The highlight for La Russa, he said, would be the amalgam of La Russa's three major league employers as a manager: the Chicago White Sox, the Oakland Athletics and the Cardinals.
"With the array of people who have been important to my career in the 30 years traveling in here for this, it's going to be a neat night," La Russa said.
From the White Sox will come chairman Jerry Reinsdorf, former general manager Roland Hemond and Hall of Famer pitcher Tom Seaver, who achieved most of his greatness with the New York Mets but who won his 300th game for La Russa and the White Sox.
From Oakland will come former pitching greats Dave Stewart, Bob Welch and Hall of Famer Dennis Eckersley.
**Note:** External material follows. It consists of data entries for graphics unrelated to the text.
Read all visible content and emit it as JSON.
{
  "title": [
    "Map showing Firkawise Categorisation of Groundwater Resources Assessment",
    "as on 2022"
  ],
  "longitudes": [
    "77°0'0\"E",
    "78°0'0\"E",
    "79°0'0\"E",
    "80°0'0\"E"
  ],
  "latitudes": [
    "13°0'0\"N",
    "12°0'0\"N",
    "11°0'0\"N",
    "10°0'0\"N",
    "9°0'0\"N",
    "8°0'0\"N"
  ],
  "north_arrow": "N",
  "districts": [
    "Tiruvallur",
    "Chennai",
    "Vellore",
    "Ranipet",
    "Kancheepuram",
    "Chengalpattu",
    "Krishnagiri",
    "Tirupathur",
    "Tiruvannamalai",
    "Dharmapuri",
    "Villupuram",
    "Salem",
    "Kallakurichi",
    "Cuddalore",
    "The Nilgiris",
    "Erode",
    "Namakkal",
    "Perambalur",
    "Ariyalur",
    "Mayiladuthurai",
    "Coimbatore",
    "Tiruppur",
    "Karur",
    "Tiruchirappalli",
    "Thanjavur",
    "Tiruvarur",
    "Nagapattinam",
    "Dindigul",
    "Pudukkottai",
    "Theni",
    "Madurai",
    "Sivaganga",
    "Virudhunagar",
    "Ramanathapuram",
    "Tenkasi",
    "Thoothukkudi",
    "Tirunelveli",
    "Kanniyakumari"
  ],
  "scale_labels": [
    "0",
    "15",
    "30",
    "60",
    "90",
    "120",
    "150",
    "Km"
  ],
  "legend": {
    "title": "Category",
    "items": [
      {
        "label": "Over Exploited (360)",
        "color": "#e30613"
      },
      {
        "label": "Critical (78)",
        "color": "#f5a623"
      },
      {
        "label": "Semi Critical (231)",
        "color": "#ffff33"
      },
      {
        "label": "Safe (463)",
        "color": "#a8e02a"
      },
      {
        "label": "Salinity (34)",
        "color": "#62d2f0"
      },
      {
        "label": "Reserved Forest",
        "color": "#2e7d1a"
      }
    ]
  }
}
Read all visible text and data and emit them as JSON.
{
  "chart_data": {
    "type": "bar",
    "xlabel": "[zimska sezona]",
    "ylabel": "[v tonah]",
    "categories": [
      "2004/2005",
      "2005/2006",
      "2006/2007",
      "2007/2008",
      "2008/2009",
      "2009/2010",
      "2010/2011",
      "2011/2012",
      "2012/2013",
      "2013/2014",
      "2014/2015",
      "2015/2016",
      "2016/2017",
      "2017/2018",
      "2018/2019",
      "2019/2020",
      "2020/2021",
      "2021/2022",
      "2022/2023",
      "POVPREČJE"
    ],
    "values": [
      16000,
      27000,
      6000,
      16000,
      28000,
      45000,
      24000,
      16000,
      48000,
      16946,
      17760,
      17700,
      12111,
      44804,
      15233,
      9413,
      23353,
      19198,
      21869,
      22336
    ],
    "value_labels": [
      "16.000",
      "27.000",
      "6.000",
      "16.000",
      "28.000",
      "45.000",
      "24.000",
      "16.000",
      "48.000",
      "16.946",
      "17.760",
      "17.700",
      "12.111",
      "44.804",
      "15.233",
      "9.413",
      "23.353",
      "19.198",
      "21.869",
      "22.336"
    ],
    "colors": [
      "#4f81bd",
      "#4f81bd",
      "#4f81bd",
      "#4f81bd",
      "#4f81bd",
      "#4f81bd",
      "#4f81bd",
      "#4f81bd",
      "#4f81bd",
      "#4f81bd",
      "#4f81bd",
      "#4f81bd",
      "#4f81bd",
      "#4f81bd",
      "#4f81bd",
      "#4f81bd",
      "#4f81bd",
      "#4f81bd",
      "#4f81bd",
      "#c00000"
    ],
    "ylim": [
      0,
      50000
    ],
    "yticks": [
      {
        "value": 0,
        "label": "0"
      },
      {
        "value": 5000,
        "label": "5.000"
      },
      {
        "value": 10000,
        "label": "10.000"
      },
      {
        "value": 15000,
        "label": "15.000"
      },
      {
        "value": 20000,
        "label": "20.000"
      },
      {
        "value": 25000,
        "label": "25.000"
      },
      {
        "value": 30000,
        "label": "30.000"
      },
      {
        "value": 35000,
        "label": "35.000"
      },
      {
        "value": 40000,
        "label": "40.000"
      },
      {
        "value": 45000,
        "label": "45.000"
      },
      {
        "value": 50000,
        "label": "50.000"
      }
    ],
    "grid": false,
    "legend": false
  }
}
From the Cardinals will come former pitching star Matt Morris, both Andy and Alan Benes and outfielder Brian Jordan, now a broadcaster with Atlanta who La Russa said, "We don't win (the division and first playoff round) without in 1996."
Some of his favorites won't be able to be here, such as Harold Baines and Carney Lansford, who are employed elsewhere as coaches, and Carlton Fisk and Greg Luzinski from La Russa's first championship team, the White Sox, who won the American League West in 1983.
Former Cardinals general manager Walt Jocketty, who worked with La Russa in Oakland and was his boss here for more than a decade, will leave his Cincinnati Reds team to join the salute.
La Russa refused to say that any particular name would highlight the list.
"There isn't anybody who will be here that's not high on that list," La Russa said. "Everybody here is special.
"I can't be more excited than I am."
The festivities will begin at about 7 p.m., with the start of the game to be postponed at least 10 minutes to 7:25.